Unlike the tangerines of my youth, my newfound treasure did not come from Florida in autumn. It bore the label Jaffa, from Israel, and arrived in late spring.

In the 1960s, we had another harbinger of a coming season. In March, “The Orange Lady” would call. Her name was Sarah Ritter. She earned that title because every year for more than 20 years, she made phone calls, persuading, cajoling, soliciting orders for cases of Jaffa oranges as a fundraiser for the Hadassah Israel Education Service.

You didn’t need a whole case? Well, then, share the oranges with friends or donate them to the Jewish Home (then on Hillside Avenue, in Providence). 

It was difficult, indeed nearly impossible, to refuse Sarah Ritter. Her list of purchasers reached almost 300. Add to that the countless donors to her cause. No matter that these early oranges were usually tart and unusually thick-skinned; they came from Israel to aid a good cause in that country.

For those who remember Sarah Ritter, this reminiscence may bring a smile or even a chuckle. There was, however, another facet, a more serious facet, to one of her many volunteer efforts: Her work on behalf of the blind and visually impaired.

There is now technology, such as talking books and computers that produce Braille, to bring literature and learning to the blind and visually impaired. Before these innovations, there were only two ways for the visually impaired to get access to the printed word – learning Braille or having a reader. 

In 1954, after the death of her husband, Ritter became interested in the Rhode Island state agency offering assistance to this population. She volunteered to be a reader. She also studied Braille transcription and mastered the technique of turning the written word into dots and cells.

After passing a rigorous test, Ritter earned certification from the Library of Congress.

Transcribing the written word into Braille was a difficult and tedious process. Each transcribed word had to be closely checked for accuracy, since a missing or misplaced dot could change its meaning. 

Before she acquired a Braille machine, Ritter used a stylus and slate to punch the symbols on paper by hand. After she got the machine, she transcribed cookbooks and a book on bridge, among others.

Ritter also learned Yiddish and Hebrew Braille, and transcribed many books for the Jewish Braille Institute of New York, including a Bible and a Haggadah.
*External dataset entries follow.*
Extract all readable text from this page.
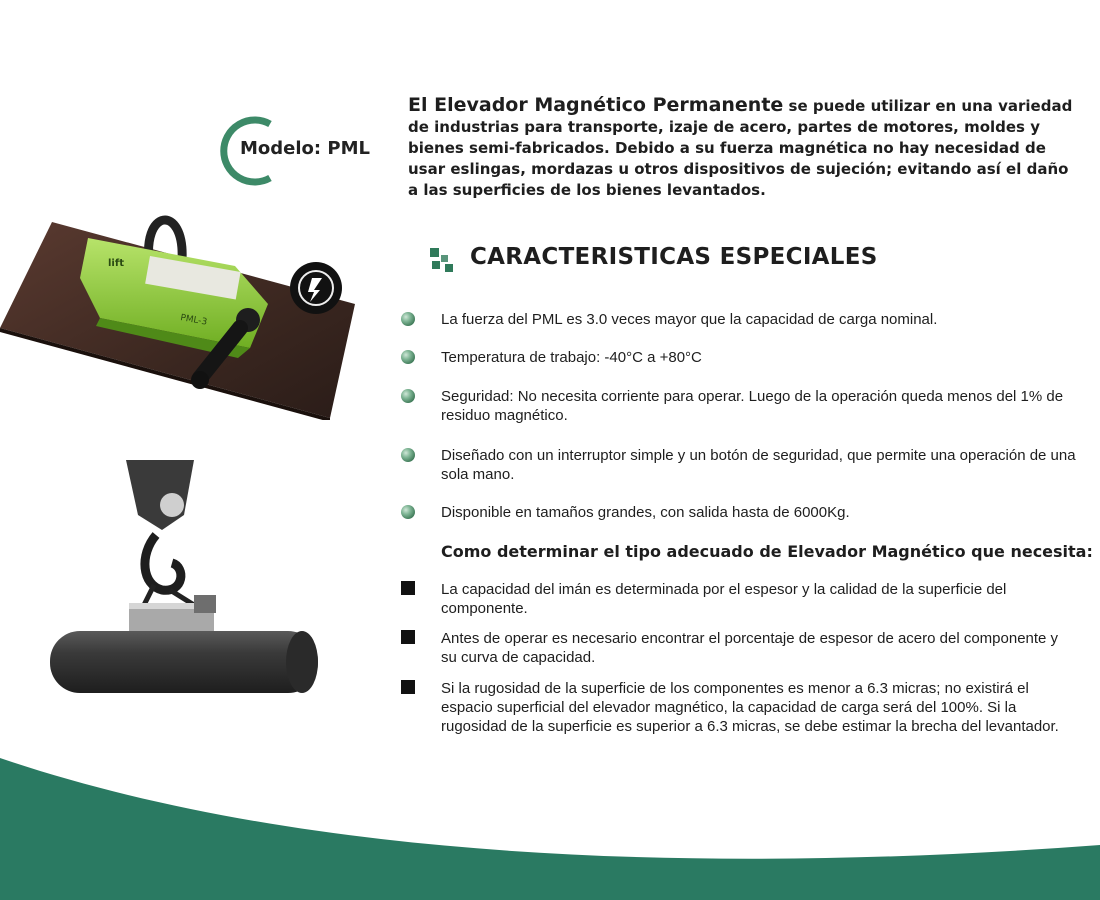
Modelo: PML
lift
PML-3
El Elevador Magnético Permanente se puede utilizar en una variedad de industrias para transporte, izaje de acero, partes de motores, moldes y bienes semi-fabricados. Debido a su fuerza magnética no hay necesidad de usar eslingas, mordazas u otros dispositivos de sujeción; evitando así el daño a las superficies de los bienes levantados.
CARACTERISTICAS ESPECIALES
La fuerza del PML es 3.0 veces mayor que la capacidad de carga nominal.
Temperatura de trabajo: -40°C a +80°C
Seguridad: No necesita corriente para operar. Luego de la operación queda menos del 1% de residuo magnético.
Diseñado con un interruptor simple y un botón de seguridad, que permite una operación de una sola mano.
Disponible en tamaños grandes, con salida hasta de 6000Kg.
Como determinar el tipo adecuado de Elevador Magnético que necesita:
La capacidad del imán es determinada por el espesor y la calidad de la superficie del componente.
Antes de operar es necesario encontrar el porcentaje de espesor de acero del componente y su curva de capacidad.
Si la rugosidad de la superficie de los componentes es menor a 6.3 micras; no existirá el espacio superficial del elevador magnético, la capacidad de carga será del 100%. Si la rugosidad de la superficie es superior a 6.3 micras, se debe estimar la brecha del levantador.
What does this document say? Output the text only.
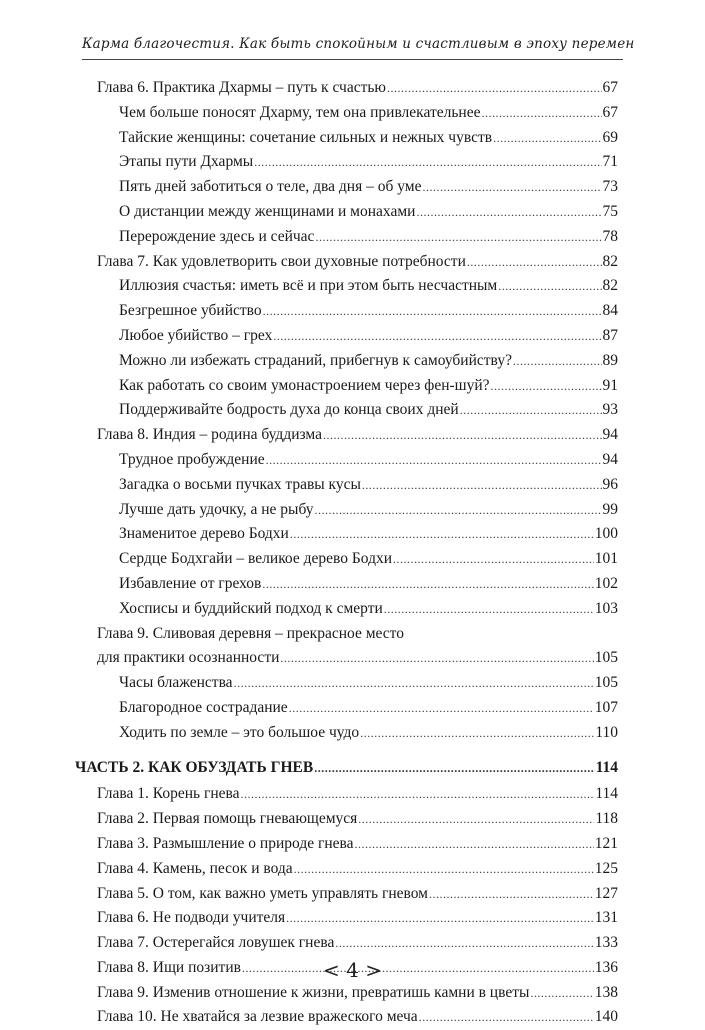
Карма благочестия. Как быть спокойным и счастливым в эпоху перемен
Глава 6. Практика Дхармы – путь к счастью .....	67
Чем больше поносят Дхарму, тем она привлекательнее .....	67
Тайские женщины: сочетание сильных и нежных чувств .....	69
Этапы пути Дхармы .....	71
Пять дней заботиться о теле, два дня – об уме .....	73
О дистанции между женщинами и монахами .....	75
Перерождение здесь и сейчас .....	78
Глава 7. Как удовлетворить свои духовные потребности .....	82
Иллюзия счастья: иметь всё и при этом быть несчастным .....	82
Безгрешное убийство .....	84
Любое убийство – грех .....	87
Можно ли избежать страданий, прибегнув к самоубийству? .....	89
Как работать со своим умонастроением через фен-шуй? .....	91
Поддерживайте бодрость духа до конца своих дней .....	93
Глава 8. Индия – родина буддизма .....	94
Трудное пробуждение .....	94
Загадка о восьми пучках травы кусы .....	96
Лучше дать удочку, а не рыбу .....	99
Знаменитое дерево Бодхи .....	100
Сердце Бодхгайи – великое дерево Бодхи .....	101
Избавление от грехов .....	102
Хосписы и буддийский подход к смерти .....	103
Глава 9. Сливовая деревня – прекрасное место
для практики осознанности .....	105
Часы блаженства .....	105
Благородное сострадание .....	107
Ходить по земле – это большое чудо .....	110
ЧАСТЬ 2. КАК ОБУЗДАТЬ ГНЕВ .....	114
Глава 1. Корень гнева .....	114
Глава 2. Первая помощь гневающемуся .....	118
Глава 3. Размышление о природе гнева .....	121
Глава 4. Камень, песок и вода .....	125
Глава 5. О том, как важно уметь управлять гневом .....	127
Глава 6. Не подводи учителя .....	131
Глава 7. Остерегайся ловушек гнева .....	133
Глава 8. Ищи позитив .....	136
Глава 9. Изменив отношение к жизни, превратишь камни в цветы .....	138
Глава 10. Не хватайся за лезвие вражеского меча .....	140
< 4 >
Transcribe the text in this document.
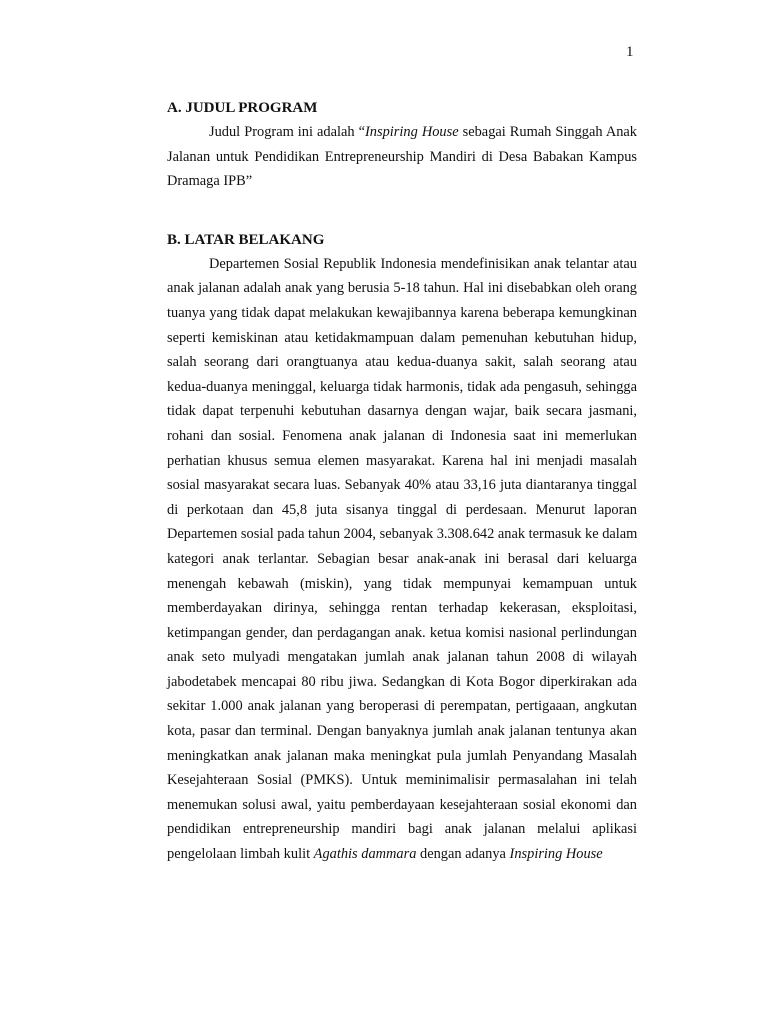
1

A. JUDUL PROGRAM

Judul Program ini adalah “Inspiring House sebagai Rumah Singgah Anak
Jalanan untuk Pendidikan Entrepreneurship Mandiri di Desa Babakan Kampus
Dramaga IPB”

B. LATAR BELAKANG

Departemen Sosial Republik Indonesia mendefinisikan anak telantar atau
anak jalanan adalah anak yang berusia 5-18 tahun. Hal ini disebabkan oleh orang
tuanya yang tidak dapat melakukan kewajibannya karena beberapa kemungkinan
seperti kemiskinan atau ketidakmampuan dalam pemenuhan kebutuhan hidup,
salah seorang dari orangtuanya atau kedua-duanya sakit, salah seorang atau
kedua-duanya meninggal, keluarga tidak harmonis, tidak ada pengasuh, sehingga
tidak dapat terpenuhi kebutuhan dasarnya dengan wajar, baik secara jasmani,
rohani dan sosial. Fenomena anak jalanan di Indonesia saat ini memerlukan
perhatian khusus semua elemen masyarakat. Karena hal ini menjadi masalah
sosial masyarakat secara luas. Sebanyak 40% atau 33,16 juta diantaranya tinggal
di perkotaan dan 45,8 juta sisanya tinggal di perdesaan. Menurut laporan
Departemen sosial pada tahun 2004, sebanyak 3.308.642 anak termasuk ke dalam
kategori anak terlantar. Sebagian besar anak-anak ini berasal dari keluarga
menengah kebawah (miskin), yang tidak mempunyai kemampuan untuk
memberdayakan dirinya, sehingga rentan terhadap kekerasan, eksploitasi,
ketimpangan gender, dan perdagangan anak. ketua komisi nasional perlindungan
anak seto mulyadi mengatakan jumlah anak jalanan tahun 2008 di wilayah
jabodetabek mencapai 80 ribu jiwa. Sedangkan di Kota Bogor diperkirakan ada
sekitar 1.000 anak jalanan yang beroperasi di perempatan, pertigaaan, angkutan
kota, pasar dan terminal. Dengan banyaknya jumlah anak jalanan tentunya akan
meningkatkan anak jalanan maka meningkat pula jumlah Penyandang Masalah
Kesejahteraan Sosial (PMKS). Untuk meminimalisir permasalahan ini telah
menemukan solusi awal, yaitu pemberdayaan kesejahteraan sosial ekonomi dan
pendidikan entrepreneurship mandiri bagi anak jalanan melalui aplikasi
pengelolaan limbah kulit Agathis dammara dengan adanya Inspiring House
In an interview in 1981, Ritter recalled that one of the most challenging assignments she received from the Jewish Braille Institute was transcribing four volumes of “Ulpani” (“My Course of Instruction”), by Shlomo Haramati, a professor of Jewish education at Hebrew University. The print, she said, was almost illegible, and there were no vowels. After many calls to her good friend Beryl Segal for help, Ritter completed the task for the person in Israel who had requested the Braille version.

Ritter received many well-deserved accolades and commendations from the organizations for which she volunteered her time and talent. The spirit of doing for others was always in Sarah Ritter’s heart and head.

EDITOR’S NOTE: Larry Katz studied with Prof. Haramati at Hebrew University.  The writer consulted with him about the translation of “Ulpani.”